Liu Wenfeng, iQIYI’s Chief Technology Officer and President of Infrastructure and Intelligent Content Distribution Business Group (IIG), said, “The Challenge continues to make breakthroughs. In addition to adding important value to iQIYI’s entertainment environment, it also creates far-reaching effects on the advancement of person identification technology as well as academic research and professional training in the field.”
In recent years, many tech companies and academic institutions around the world have released video datasets to improve the accuracy of person recognition to better solve many of the difficult problems in the video industry. Among them, Oxford University has released the VoxCeleb2 dataset, which includes more than 6,000 human figures and 150,000 videos, to focus on solving the problem of speaker recognition. In order to better decipher characters in videos, the Chinese University of Hong Kong and SenseTime jointly released CSM data sets, which includes 1,218 characters and 127,000 videos. The YouTube Faces DB developed at Tel Aviv University in Israel has 3,425 video clips and 1,595 characters to solve face recognition problems in constrained environments.
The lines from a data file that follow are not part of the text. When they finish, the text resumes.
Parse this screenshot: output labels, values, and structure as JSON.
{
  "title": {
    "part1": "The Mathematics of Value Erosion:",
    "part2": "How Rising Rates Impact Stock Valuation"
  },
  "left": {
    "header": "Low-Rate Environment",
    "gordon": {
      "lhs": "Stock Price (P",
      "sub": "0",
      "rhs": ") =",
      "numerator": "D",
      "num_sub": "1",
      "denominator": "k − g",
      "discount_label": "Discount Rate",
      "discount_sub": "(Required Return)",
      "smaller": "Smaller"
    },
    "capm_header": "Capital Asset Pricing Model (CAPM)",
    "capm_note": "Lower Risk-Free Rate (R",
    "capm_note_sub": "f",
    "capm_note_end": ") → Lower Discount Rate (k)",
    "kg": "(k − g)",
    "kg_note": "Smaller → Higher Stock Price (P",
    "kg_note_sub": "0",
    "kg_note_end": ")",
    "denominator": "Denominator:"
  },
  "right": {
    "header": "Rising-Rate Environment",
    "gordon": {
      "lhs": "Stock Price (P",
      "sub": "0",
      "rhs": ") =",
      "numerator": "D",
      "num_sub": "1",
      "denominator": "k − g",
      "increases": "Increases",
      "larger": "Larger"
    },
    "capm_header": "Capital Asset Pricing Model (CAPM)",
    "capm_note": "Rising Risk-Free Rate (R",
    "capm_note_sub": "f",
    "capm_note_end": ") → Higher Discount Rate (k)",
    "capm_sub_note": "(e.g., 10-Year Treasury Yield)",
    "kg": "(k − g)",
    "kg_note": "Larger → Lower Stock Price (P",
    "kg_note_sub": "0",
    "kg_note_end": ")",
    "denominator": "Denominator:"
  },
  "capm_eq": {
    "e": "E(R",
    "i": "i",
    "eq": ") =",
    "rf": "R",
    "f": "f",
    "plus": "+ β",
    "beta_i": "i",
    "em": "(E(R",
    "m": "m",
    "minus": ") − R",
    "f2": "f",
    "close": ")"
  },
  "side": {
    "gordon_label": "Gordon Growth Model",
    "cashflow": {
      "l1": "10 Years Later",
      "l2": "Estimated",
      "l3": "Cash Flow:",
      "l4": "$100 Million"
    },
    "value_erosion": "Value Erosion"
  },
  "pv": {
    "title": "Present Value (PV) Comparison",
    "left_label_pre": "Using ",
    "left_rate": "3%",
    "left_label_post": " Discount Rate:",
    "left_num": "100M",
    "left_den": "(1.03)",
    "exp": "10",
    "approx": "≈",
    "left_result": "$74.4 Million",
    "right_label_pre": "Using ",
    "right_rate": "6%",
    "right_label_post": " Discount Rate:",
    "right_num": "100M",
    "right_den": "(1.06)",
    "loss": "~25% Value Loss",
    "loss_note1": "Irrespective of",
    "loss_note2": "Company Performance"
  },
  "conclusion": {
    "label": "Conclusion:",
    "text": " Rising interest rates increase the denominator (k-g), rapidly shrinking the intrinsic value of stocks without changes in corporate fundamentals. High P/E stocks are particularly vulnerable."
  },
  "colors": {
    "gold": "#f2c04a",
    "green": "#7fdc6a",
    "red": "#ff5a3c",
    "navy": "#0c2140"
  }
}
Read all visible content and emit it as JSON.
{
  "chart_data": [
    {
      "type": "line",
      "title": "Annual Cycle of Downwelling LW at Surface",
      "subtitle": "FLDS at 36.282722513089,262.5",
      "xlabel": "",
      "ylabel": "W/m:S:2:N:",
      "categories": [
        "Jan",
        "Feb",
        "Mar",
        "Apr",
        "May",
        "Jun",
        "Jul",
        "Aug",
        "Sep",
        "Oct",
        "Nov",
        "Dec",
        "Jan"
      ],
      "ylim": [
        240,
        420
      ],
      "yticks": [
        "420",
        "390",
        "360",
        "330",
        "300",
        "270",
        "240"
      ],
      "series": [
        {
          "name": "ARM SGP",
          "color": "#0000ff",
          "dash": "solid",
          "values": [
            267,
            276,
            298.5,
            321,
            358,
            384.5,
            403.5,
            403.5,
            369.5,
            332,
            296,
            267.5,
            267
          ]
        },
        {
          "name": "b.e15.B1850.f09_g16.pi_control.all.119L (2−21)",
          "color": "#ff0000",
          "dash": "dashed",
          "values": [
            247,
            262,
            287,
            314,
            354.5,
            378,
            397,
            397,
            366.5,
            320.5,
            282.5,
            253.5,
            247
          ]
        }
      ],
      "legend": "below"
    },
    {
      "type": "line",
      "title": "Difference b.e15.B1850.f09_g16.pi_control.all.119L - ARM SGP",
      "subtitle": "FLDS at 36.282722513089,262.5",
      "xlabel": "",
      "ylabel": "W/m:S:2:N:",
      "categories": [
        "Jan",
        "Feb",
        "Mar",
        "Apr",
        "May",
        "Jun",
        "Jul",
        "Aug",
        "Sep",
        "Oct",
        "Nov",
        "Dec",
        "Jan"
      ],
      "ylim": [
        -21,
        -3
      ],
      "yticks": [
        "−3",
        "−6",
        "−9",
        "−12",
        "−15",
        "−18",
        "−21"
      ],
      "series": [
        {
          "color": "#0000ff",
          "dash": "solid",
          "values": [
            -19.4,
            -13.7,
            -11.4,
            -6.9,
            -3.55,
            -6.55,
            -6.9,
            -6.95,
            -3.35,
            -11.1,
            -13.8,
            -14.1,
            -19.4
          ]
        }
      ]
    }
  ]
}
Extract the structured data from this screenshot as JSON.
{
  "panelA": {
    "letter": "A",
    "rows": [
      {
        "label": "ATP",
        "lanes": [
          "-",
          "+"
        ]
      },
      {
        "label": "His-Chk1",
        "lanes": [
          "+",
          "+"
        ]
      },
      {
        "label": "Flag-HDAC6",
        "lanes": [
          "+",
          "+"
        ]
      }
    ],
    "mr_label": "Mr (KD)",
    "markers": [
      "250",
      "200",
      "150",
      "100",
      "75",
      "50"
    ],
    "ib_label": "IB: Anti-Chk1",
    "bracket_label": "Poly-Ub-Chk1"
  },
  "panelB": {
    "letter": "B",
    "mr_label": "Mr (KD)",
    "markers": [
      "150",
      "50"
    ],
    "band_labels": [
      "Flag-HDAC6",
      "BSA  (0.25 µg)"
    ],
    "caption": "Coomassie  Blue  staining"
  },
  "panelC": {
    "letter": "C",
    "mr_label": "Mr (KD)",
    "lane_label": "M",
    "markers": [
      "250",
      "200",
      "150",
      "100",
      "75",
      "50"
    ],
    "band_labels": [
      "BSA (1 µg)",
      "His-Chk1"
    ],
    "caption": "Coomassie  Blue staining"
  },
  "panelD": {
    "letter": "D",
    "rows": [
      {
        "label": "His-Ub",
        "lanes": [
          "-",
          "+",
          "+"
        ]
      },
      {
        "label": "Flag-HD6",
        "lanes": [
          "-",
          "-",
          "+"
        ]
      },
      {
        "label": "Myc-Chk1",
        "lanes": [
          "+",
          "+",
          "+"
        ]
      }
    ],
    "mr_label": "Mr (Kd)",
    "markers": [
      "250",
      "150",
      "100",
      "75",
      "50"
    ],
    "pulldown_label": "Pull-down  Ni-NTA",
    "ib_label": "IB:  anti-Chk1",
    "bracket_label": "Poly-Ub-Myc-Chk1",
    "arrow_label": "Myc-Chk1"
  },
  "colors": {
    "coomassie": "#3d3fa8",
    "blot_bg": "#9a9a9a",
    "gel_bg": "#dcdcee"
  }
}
At the contest, iQIYI announced a more challenging, detailed data set, iQIYI-VID-2019, with 10,000 celebrity figures, 200 hours of content, and 200,000 video clips of films, dramas and short videos, which was more relevant to the actual application scenarios. The data set included four kinds of multimodal features: face, head, body, and voiceprint. The participating teams did not need to use their own computing resources to extract these features, which greatly reduces the threshold for hardware resources in the competition, attracts more top academic teams from around the world, and accelerates the continuous evolution of facial recognition technology. The BUPT Automation School team, who won first place, re-extracted the facial feature on aligned faces and used these five types of modal features to train a multimodal classification model, improving the accuracy rate of the multimodal identification technology to 91.14%, increasing 2.5pp from last year.
The latest multimodal algorithms used at the competition will be valuable to iQIYI’s many services, such as improving the HomeAI voice interactive platform, enhancing the user’s video interaction experience, making AIWorks intelligent video content more accurate in long-form videos, generating short-form video content more quickly, and further elevating the efficiency of iQIYI “iMAM” (iQIYI Media Asset Management) to create high-quality content. In the future iQIYI will continue to cooperate with both domestic and foreign academic institutions and industry leaders to continuously improve the exploration and implementation of cutting-edge technology.